Budapest is a movie star in its own right, appearing in numerous films under the guise of Paris, Moscow, Buenos Aires or East Berlin. However, while Budapest sets the stage for the international film industry on its city streets or in the nearby Korda Studios, Hungarian homegrown cinema also merits recognition. With the László Nemes’ Son of Saul winning both an Academy Award and Golden Globe for Best Foreign Language film in 2015, Hungarian cinema is finally getting noticed on an international scale.
Over time, the local film industry has developed a cocktail of realism and echoes of daily life shaken up with the surreal and the absurd. Many cite the 1950s to 60s as Hungarian cinema’s golden age, which, coincidentally, was also the most brutal era of Hungary’s communist dictatorship. Cinema at this time used Hungarian history and human stories as a subtle medium to stand up against the regime.

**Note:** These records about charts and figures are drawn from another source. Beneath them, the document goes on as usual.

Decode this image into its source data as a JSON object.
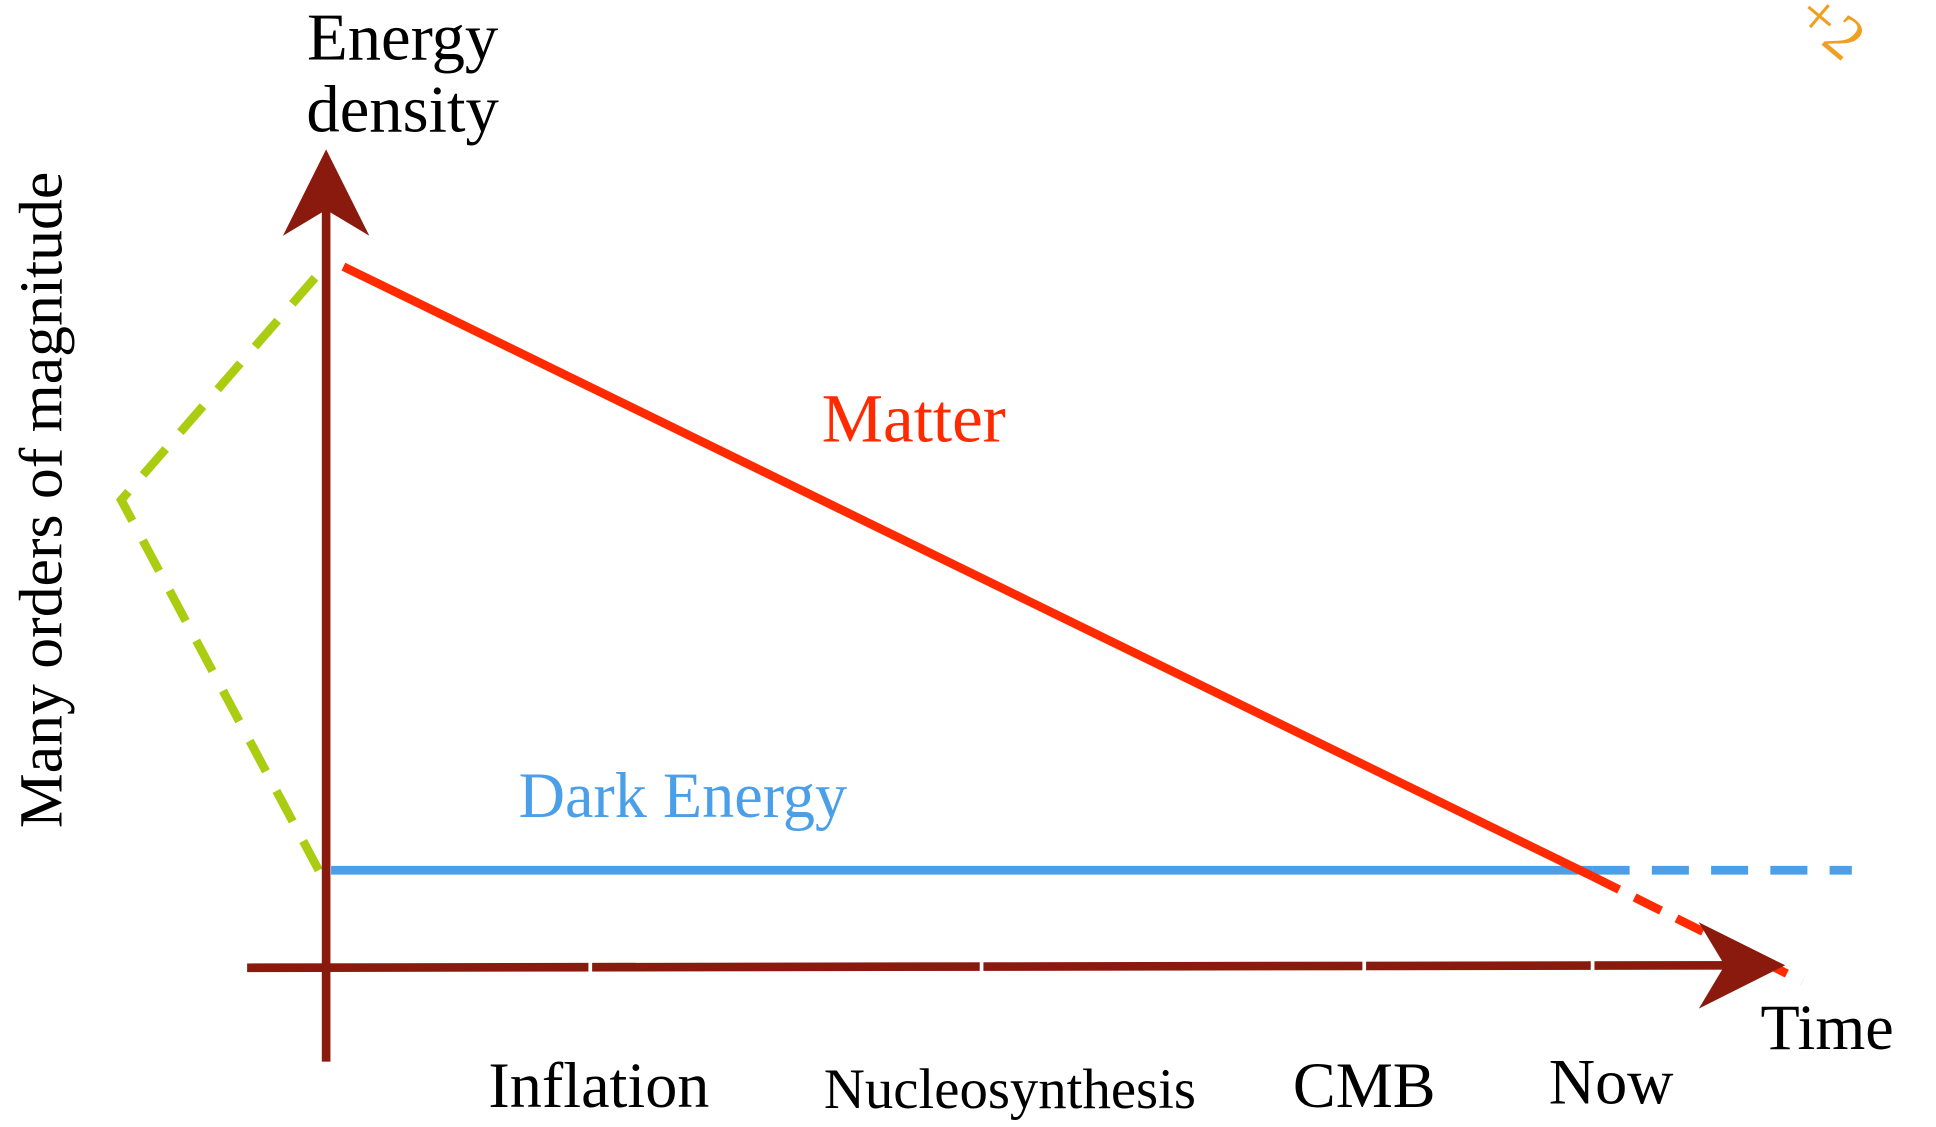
{
  "diagram": {
    "y_axis_label": [
      "Energy",
      "density"
    ],
    "side_label": "Many orders of magnitude",
    "x_axis_label": "Time",
    "curves": {
      "matter": "Matter",
      "dark_energy": "Dark Energy"
    },
    "epochs": [
      "Inflation",
      "Nucleosynthesis",
      "CMB",
      "Now"
    ],
    "corner_annotation": "+2"
  }
}
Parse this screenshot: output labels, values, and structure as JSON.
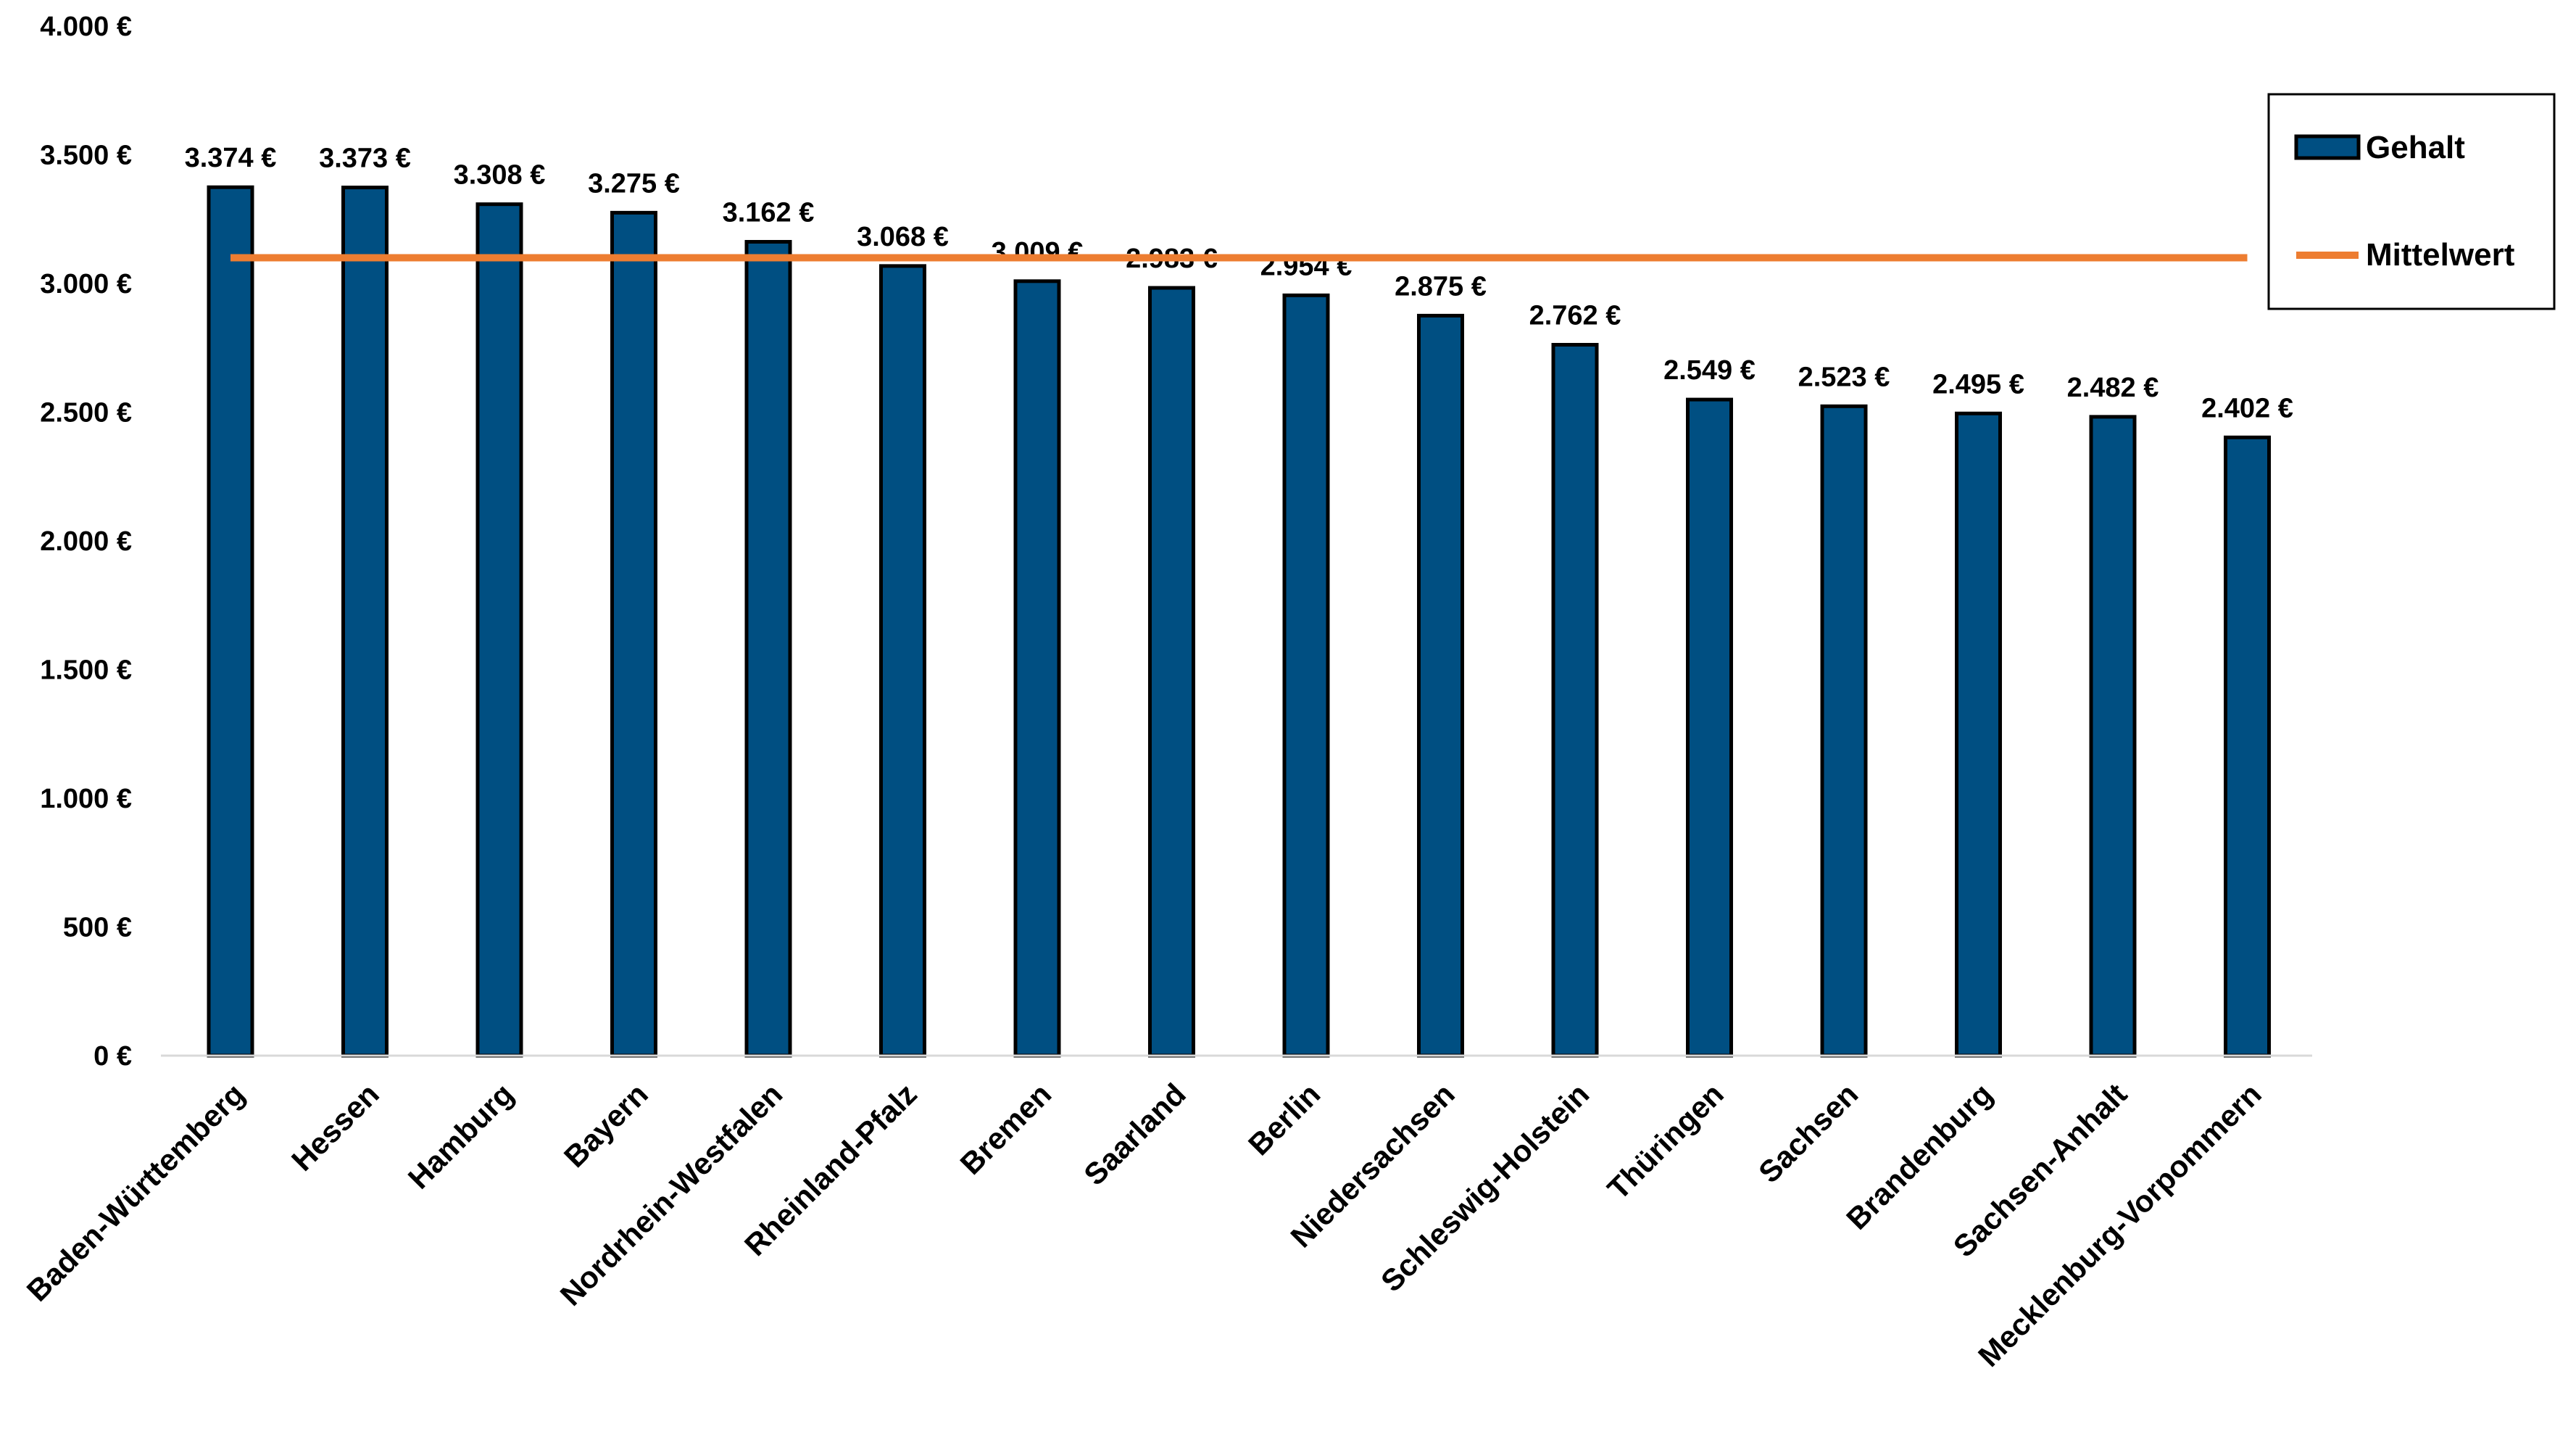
{
  "chart_data": {
    "type": "bar",
    "categories": [
      "Baden-Württemberg",
      "Hessen",
      "Hamburg",
      "Bayern",
      "Nordrhein-Westfalen",
      "Rheinland-Pfalz",
      "Bremen",
      "Saarland",
      "Berlin",
      "Niedersachsen",
      "Schleswig-Holstein",
      "Thüringen",
      "Sachsen",
      "Brandenburg",
      "Sachsen-Anhalt",
      "Mecklenburg-Vorpommern"
    ],
    "series": [
      {
        "name": "Gehalt",
        "type": "bar",
        "values": [
          3374,
          3373,
          3308,
          3275,
          3162,
          3068,
          3009,
          2983,
          2954,
          2875,
          2762,
          2549,
          2523,
          2495,
          2482,
          2402
        ],
        "labels": [
          "3.374 €",
          "3.373 €",
          "3.308 €",
          "3.275 €",
          "3.162 €",
          "3.068 €",
          "3.009 €",
          "2.983 €",
          "2.954 €",
          "2.875 €",
          "2.762 €",
          "2.549 €",
          "2.523 €",
          "2.495 €",
          "2.482 €",
          "2.402 €"
        ],
        "color": "#004F82"
      },
      {
        "name": "Mittelwert",
        "type": "line",
        "value": 3100,
        "color": "#ED7D31"
      }
    ],
    "ylim": [
      0,
      4000
    ],
    "yticks": [
      0,
      500,
      1000,
      1500,
      2000,
      2500,
      3000,
      3500,
      4000
    ],
    "ytick_labels": [
      "0 €",
      "500 €",
      "1.000 €",
      "1.500 €",
      "2.000 €",
      "2.500 €",
      "3.000 €",
      "3.500 €",
      "4.000 €"
    ],
    "grid": false,
    "legend_position": "top-right",
    "title": "",
    "xlabel": "",
    "ylabel": ""
  }
}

However, as the decades moved on, film turned to address contemporary issues. Cult comedy The Witness (1969), by Péter Bacsó, was banned for over a decade for its critical and satirical depiction of the country’s communist regime. The Witness, which uses humour to cope with difficult political and social topics, is a prime example. One of the most famous lines in the movie about the “Hungarian orange” has become a foundation in Hungarian popular culture. The home-grown orange, eaten by the protagonist’s children, is switched to a lemon and described as “a bit more yellow, a bit sourer, but it’s ours.”
Another element is the use of fantastical storytelling techniques to express the human condition, such as István Szabó Mephisto (1981), a Faustian drama set in Nazi Germany and Hungary’s first Oscar winning film, the only one before 2016. Or realism presented through the medium of experimental cinema, such as director Béla Tarr’s works, which engage philosophical elements with a pessimistic view of humanity by using avant-garde storytelling and film techniques, such as in Sátántangó (1994) or Werckmeister Harmonies (2000).
Contemporary Hungarian cinema has seen a new style revival since modern classic Control (2003) by Nimród Antal, whose surreal, black comedy about metro ticket inspectors shot entirely on the Budapest underground system gained cult status in Hungary and abroad. This set the pace for Hungarian new wave cinema, departing from more realistic storytelling forms: films such as Taxidermia (2006), a metaphorical socio-political retelling of post-Second World War Hungarian history to the present day; gritty dark magical realist story Bibliothèque Pascal (2010) and Kornél Mundruczó‘s visceral revenge fantasy White God (2013).